In other news, I’m proud (and somewhat humbled — again) to have been notified that Carla’s Corner has been named one of Healthline’s best Rheumatoid Arthritis blogs. Many of my favorite bloggers have also made the list. Check them out at http://www.healthline.com/health-slideshow/best-rheumatoid-arthritis-blogs. If you aren’t already familiar with the terrific people who write these blogs and share their stories, I think you’ll find it well worth your time and effort. There are some extraordinarily inspiring and educational posts out there.
This week is filled with doctor’s visits. I should have lots to report by the end of the week (hopefully all good!). Thanks for checking in.
I can’t remember a time when my joints didn’t pop. Even as a kid I’d sit watching TV and flop my hand back and forth just to hear the snapping sounds, like a kid popping chewing gum. Must have been terribly irritating.
As an adult, I was at an appointment with my orthopedic surgeon and when I slid off the exam table, both my ankles popped loudly. I didn’t pay any attention but it startled my doctor who immediately started examining them and asking if they hurt. I explained that was the norm, not the exception for my ankles.
The list goes on and on, from the TMJ issues that make every meal a rhythm section down to my ankles. I can make my fingers sound like castanets. I used to pop my knees and hips out of joints just to get a good stretch.

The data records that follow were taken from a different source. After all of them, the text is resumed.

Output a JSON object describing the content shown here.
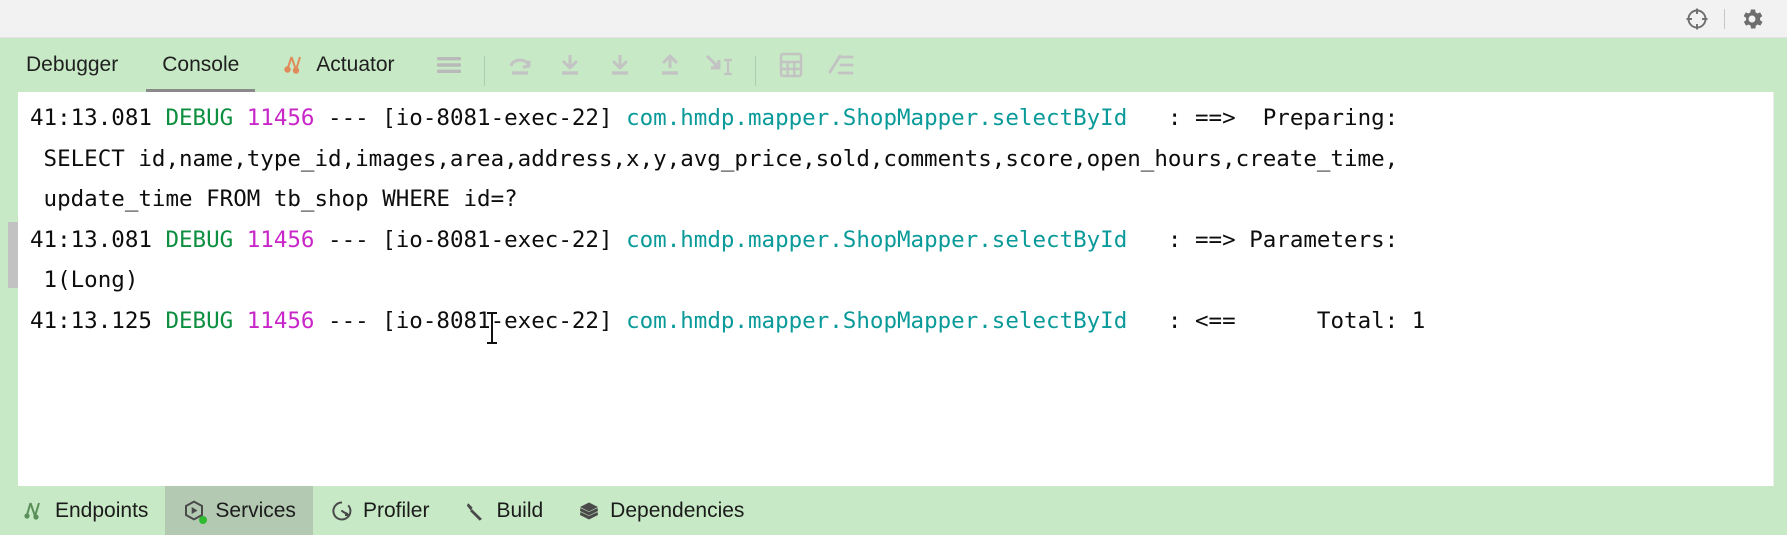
{
  "topbar": {
    "icons": [
      {
        "name": "target-icon",
        "label": "Find Current Element"
      },
      {
        "name": "gear-icon",
        "label": "Settings"
      }
    ]
  },
  "tabs": [
    {
      "id": "debugger",
      "label": "Debugger",
      "icon": null,
      "active": false
    },
    {
      "id": "console",
      "label": "Console",
      "icon": null,
      "active": true
    },
    {
      "id": "actuator",
      "label": "Actuator",
      "icon": "actuator-icon",
      "active": false
    }
  ],
  "toolbar": {
    "buttons": [
      {
        "id": "hamburger",
        "icon": "menu-icon",
        "enabled": true
      },
      {
        "id": "step-over",
        "icon": "step-over-icon",
        "enabled": false
      },
      {
        "id": "step-into",
        "icon": "step-into-icon",
        "enabled": false
      },
      {
        "id": "force-step-into",
        "icon": "force-step-into-icon",
        "enabled": false
      },
      {
        "id": "step-out",
        "icon": "step-out-icon",
        "enabled": false
      },
      {
        "id": "run-to-cursor",
        "icon": "run-to-cursor-icon",
        "enabled": false
      },
      {
        "id": "evaluate-expression",
        "icon": "calculator-icon",
        "enabled": false
      },
      {
        "id": "soft-wrap",
        "icon": "soft-wrap-icon",
        "enabled": false
      }
    ]
  },
  "console": {
    "lines": [
      {
        "id": "line-1",
        "segments": [
          {
            "cls": "c-ts",
            "text": "41:13.081 "
          },
          {
            "cls": "c-lvl",
            "text": "DEBUG"
          },
          {
            "cls": "c-ts",
            "text": " "
          },
          {
            "cls": "c-pid",
            "text": "11456"
          },
          {
            "cls": "c-dash",
            "text": " --- "
          },
          {
            "cls": "c-thr",
            "text": "[io-8081-exec-22] "
          },
          {
            "cls": "c-cls",
            "text": "com.hmdp.mapper.ShopMapper.selectById"
          },
          {
            "cls": "c-msg",
            "text": "   : ==>  Preparing:"
          }
        ]
      },
      {
        "id": "line-2",
        "segments": [
          {
            "cls": "c-msg",
            "text": " SELECT id,name,type_id,images,area,address,x,y,avg_price,sold,comments,score,open_hours,create_time,"
          }
        ]
      },
      {
        "id": "line-3",
        "segments": [
          {
            "cls": "c-msg",
            "text": " update_time FROM tb_shop WHERE id=?"
          }
        ]
      },
      {
        "id": "line-4",
        "segments": [
          {
            "cls": "c-ts",
            "text": "41:13.081 "
          },
          {
            "cls": "c-lvl",
            "text": "DEBUG"
          },
          {
            "cls": "c-ts",
            "text": " "
          },
          {
            "cls": "c-pid",
            "text": "11456"
          },
          {
            "cls": "c-dash",
            "text": " --- "
          },
          {
            "cls": "c-thr",
            "text": "[io-8081-exec-22] "
          },
          {
            "cls": "c-cls",
            "text": "com.hmdp.mapper.ShopMapper.selectById"
          },
          {
            "cls": "c-msg",
            "text": "   : ==> Parameters:"
          }
        ]
      },
      {
        "id": "line-5",
        "segments": [
          {
            "cls": "c-msg",
            "text": " 1(Long)"
          }
        ]
      },
      {
        "id": "line-6",
        "segments": [
          {
            "cls": "c-ts",
            "text": "41:13.125 "
          },
          {
            "cls": "c-lvl",
            "text": "DEBUG"
          },
          {
            "cls": "c-ts",
            "text": " "
          },
          {
            "cls": "c-pid",
            "text": "11456"
          },
          {
            "cls": "c-dash",
            "text": " --- "
          },
          {
            "cls": "c-thr",
            "text": "[io-8081-exec-22] "
          },
          {
            "cls": "c-cls",
            "text": "com.hmdp.mapper.ShopMapper.selectById"
          },
          {
            "cls": "c-msg",
            "text": "   : <==      Total: 1"
          }
        ]
      }
    ]
  },
  "bottombar": {
    "items": [
      {
        "id": "endpoints",
        "label": "Endpoints",
        "icon": "endpoints-icon",
        "selected": false,
        "running": false
      },
      {
        "id": "services",
        "label": "Services",
        "icon": "services-icon",
        "selected": true,
        "running": true
      },
      {
        "id": "profiler",
        "label": "Profiler",
        "icon": "profiler-icon",
        "selected": false,
        "running": false
      },
      {
        "id": "build",
        "label": "Build",
        "icon": "build-icon",
        "selected": false,
        "running": false
      },
      {
        "id": "dependencies",
        "label": "Dependencies",
        "icon": "dependencies-icon",
        "selected": false,
        "running": false
      }
    ]
  },
  "colors": {
    "toolwindow_green": "#c7e9c5",
    "selected_tab": "#b3c9b2",
    "log_level": "#0c8f3f",
    "log_pid": "#c926c9",
    "log_class": "#0a9a9a",
    "run_indicator": "#2fbb2f"
  }
}
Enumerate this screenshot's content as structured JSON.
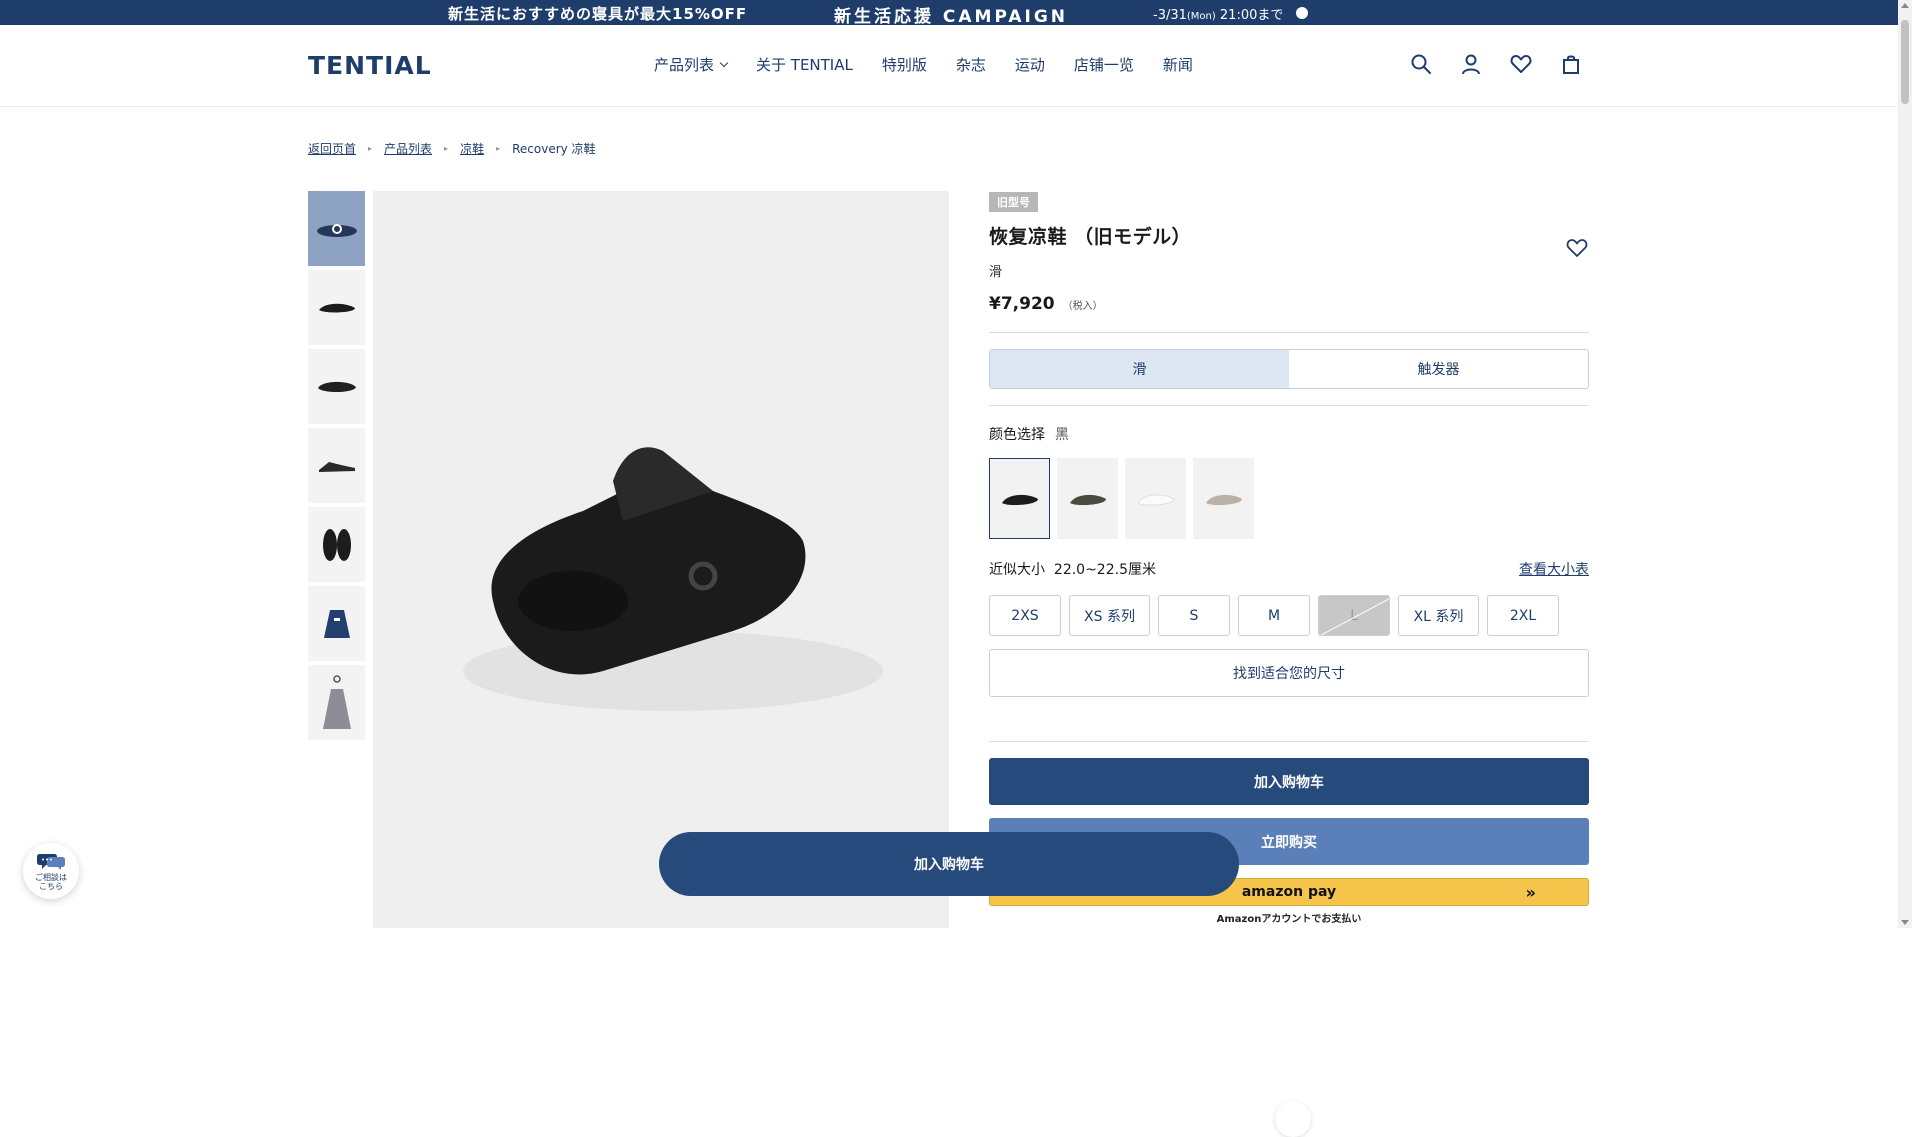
{
  "banner": {
    "promo_text": "新生活におすすめの寝具が最大15%OFF",
    "campaign_text": "新生活応援 CAMPAIGN",
    "deadline_date": "-3/31",
    "deadline_day": "(Mon)",
    "deadline_time": " 21:00まで"
  },
  "header": {
    "logo": "TENTIAL",
    "nav": [
      "产品列表",
      "关于 TENTIAL",
      "特别版",
      "杂志",
      "运动",
      "店铺一览",
      "新闻"
    ],
    "icons": [
      "search-icon",
      "account-icon",
      "heart-icon",
      "cart-icon"
    ]
  },
  "breadcrumb": {
    "items": [
      "返回页首",
      "产品列表",
      "凉鞋"
    ],
    "current": "Recovery 凉鞋"
  },
  "gallery": {
    "thumbnails": [
      "logo-top-view",
      "side-view",
      "side-view-2",
      "profile-view",
      "top-pair-view",
      "navy-bag",
      "gray-bag"
    ],
    "next_icon": "plus-icon"
  },
  "product": {
    "tag": "旧型号",
    "title": "恢复凉鞋 （旧モデル）",
    "subtitle": "滑",
    "price": "¥7,920",
    "price_tax": "（税入）",
    "type_options": [
      "滑",
      "触发器"
    ],
    "selected_type_index": 0,
    "color_label": "颜色选择",
    "color_value": "黑",
    "colors": [
      {
        "name": "black",
        "hex": "#1c1c1c"
      },
      {
        "name": "olive",
        "hex": "#4a4c40"
      },
      {
        "name": "white",
        "hex": "#f6f6f6"
      },
      {
        "name": "beige",
        "hex": "#b9b1a5"
      }
    ],
    "size_label": "近似大小",
    "size_value": "22.0~22.5厘米",
    "size_chart_link": "查看大小表",
    "sizes": [
      {
        "label": "2XS",
        "disabled": false
      },
      {
        "label": "XS 系列",
        "disabled": false
      },
      {
        "label": "S",
        "disabled": false
      },
      {
        "label": "M",
        "disabled": false
      },
      {
        "label": "L",
        "disabled": true
      },
      {
        "label": "XL 系列",
        "disabled": false
      },
      {
        "label": "2XL",
        "disabled": false
      }
    ],
    "find_size_button": "找到适合您的尺寸",
    "add_to_cart": "加入购物车",
    "buy_now": "立即购买",
    "amazon_pay": "amazon pay",
    "amazon_note": "Amazonアカウントでお支払い"
  },
  "floating": {
    "cart_button": "加入购物车"
  },
  "chat": {
    "label_line1": "ご相談は",
    "label_line2": "こちら"
  },
  "colors": {
    "brand_navy": "#1f3d6b",
    "cart_blue": "#274a7c",
    "buy_now_blue": "#5b7fb9",
    "amazon_yellow": "#f5c44b"
  }
}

The only joints that I think are immune are my elbows.
But the interesting thing is, when my joints are swollen, my joints don’t pop. (Which makes sense when you think about it.) Even when the swelling is slight enough not to be very visually noticeable, I can tell something is going on because my usually vocal joints go quiet.
I doubt this makes any scientific journals or gets used as an RA measure like DAS28. However, it’s important to understand our bodies and the ways it tells us what’s going on. As an example, a mother of child who had badly injured his hand noticed that the affected fingers didn’t wrinkle in water. As the child healed, the wrinkling effect returned to his hand. Water-wrinkled skin is now often used as an indicator of nerve activity in various parts of the body.
So when I get up in the morning and things go snap, crackle, and/or pop, it’s not a bad thing.